Advancing research, data sharing

On the research front, Myriad will collect the genomic and clinical data on patients tested through this new testing service and make it available to researchers in a de-identified fashion through the Precise Treatment Registry. Myriad set up a steering committee of leading oncologists who helped define best practices and identify the data types to include in the registry.

The registry, powered by DNAnexus' bioinformatics platform, will allow researchers to analyze patients' genomic and clinical information, such as ancestry, geography, and cancer diagnosis. Slavin said over time, the registry will include information about patients' treatment outcomes, too. Researchers will "be able to combine that [clinical data] with the genomic information [and] do a lot of genetic epidemiology research" he said, highlighting that the registry will allow researchers to easily analyze germline, HRD, and tumor profiling data side by side.

Myriad has a large, proprietary database that houses the variant data from all the patients it tests. The Precise Treatment Registry "won't have all of Myriad's data, but it will be a good amount, which we will build very rapidly over time," Slavin clarified. Researchers will have to request access to the registry, he noted, and there will be a vetting process for projects where investigators wish to download the data and perform in-depth analysis.

In the past, Myriad has faced the ire of genomics researchers due to its historical enforcement of BRCA1/2 gene patents and for maintaining its variant database as a trade secret, though the company has always defended that it does share data through publications and research collaborations.

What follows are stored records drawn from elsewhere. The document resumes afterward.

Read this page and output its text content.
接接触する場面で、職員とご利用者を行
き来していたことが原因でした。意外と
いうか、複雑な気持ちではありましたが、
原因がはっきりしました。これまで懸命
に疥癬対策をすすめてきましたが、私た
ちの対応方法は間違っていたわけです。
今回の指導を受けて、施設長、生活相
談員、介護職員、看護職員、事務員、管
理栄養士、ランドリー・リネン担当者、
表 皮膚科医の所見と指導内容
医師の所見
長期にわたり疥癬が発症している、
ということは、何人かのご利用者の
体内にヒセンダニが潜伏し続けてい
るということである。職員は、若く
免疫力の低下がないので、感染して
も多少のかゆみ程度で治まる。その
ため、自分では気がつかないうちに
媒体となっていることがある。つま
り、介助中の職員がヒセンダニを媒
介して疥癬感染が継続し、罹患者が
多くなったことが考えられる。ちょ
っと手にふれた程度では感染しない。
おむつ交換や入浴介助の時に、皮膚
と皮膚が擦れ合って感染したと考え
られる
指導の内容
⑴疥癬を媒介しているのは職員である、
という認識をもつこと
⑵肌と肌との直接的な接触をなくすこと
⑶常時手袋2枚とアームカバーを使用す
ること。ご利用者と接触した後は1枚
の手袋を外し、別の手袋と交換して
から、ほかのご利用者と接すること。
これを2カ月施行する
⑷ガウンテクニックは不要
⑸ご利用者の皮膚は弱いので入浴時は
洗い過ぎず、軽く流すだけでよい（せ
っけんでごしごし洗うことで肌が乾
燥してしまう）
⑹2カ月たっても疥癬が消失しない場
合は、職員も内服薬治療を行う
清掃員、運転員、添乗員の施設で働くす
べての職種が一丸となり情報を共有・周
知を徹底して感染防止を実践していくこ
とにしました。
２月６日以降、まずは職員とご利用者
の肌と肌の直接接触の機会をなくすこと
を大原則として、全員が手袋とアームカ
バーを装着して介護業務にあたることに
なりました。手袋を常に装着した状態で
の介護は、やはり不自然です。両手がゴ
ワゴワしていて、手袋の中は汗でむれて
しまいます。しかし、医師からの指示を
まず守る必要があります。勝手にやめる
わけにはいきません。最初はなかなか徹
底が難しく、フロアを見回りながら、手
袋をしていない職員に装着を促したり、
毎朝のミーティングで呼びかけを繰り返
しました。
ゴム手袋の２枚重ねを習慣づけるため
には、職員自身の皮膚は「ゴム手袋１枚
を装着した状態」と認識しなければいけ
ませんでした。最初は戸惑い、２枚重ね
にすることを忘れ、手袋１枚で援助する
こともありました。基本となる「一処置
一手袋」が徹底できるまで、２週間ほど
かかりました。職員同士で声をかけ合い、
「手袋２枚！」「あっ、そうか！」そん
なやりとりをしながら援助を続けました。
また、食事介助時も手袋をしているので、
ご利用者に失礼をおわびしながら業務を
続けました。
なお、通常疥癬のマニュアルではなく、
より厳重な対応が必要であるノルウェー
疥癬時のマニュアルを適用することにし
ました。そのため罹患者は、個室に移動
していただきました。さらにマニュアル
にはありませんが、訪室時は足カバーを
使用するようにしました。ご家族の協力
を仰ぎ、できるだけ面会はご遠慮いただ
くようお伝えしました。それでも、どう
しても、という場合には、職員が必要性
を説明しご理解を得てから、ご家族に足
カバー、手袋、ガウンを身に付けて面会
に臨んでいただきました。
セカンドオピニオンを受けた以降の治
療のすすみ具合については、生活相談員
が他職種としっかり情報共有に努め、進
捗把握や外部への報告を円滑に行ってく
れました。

Slavin highlighted, for example, that Myriad is conducting research using genomic results from its database and the National Cancer Institute's Surveillance, Epidemiology, and End Results Program registries for California and Georgia. And before launching the Precise Treatment Registry, Myriad shared germline cancer testing data from its MyRisk panel via another registry, called PROMPT, using which researchers are trying to improve understanding of the penetrance of cancer risk variants and variants of unknown significance.

Some years ago, despite past criticism of the inaccuracies in public variant databases, the company's women's health division began submitting variants detected through prenatal testing to the public archival database ClinVar.

Slavin said Myriad is in talks about further involvement with ClinVar and its sister effort ClinGen, which convenes expert reviewers who curate and improve the accuracy of variant classifications in the database. "We do take it seriously," said Slavin, who was previously a clinical geneticist at City of Hope and served on ClinGen expert variant curation committees. "We're looking at a lot of different options."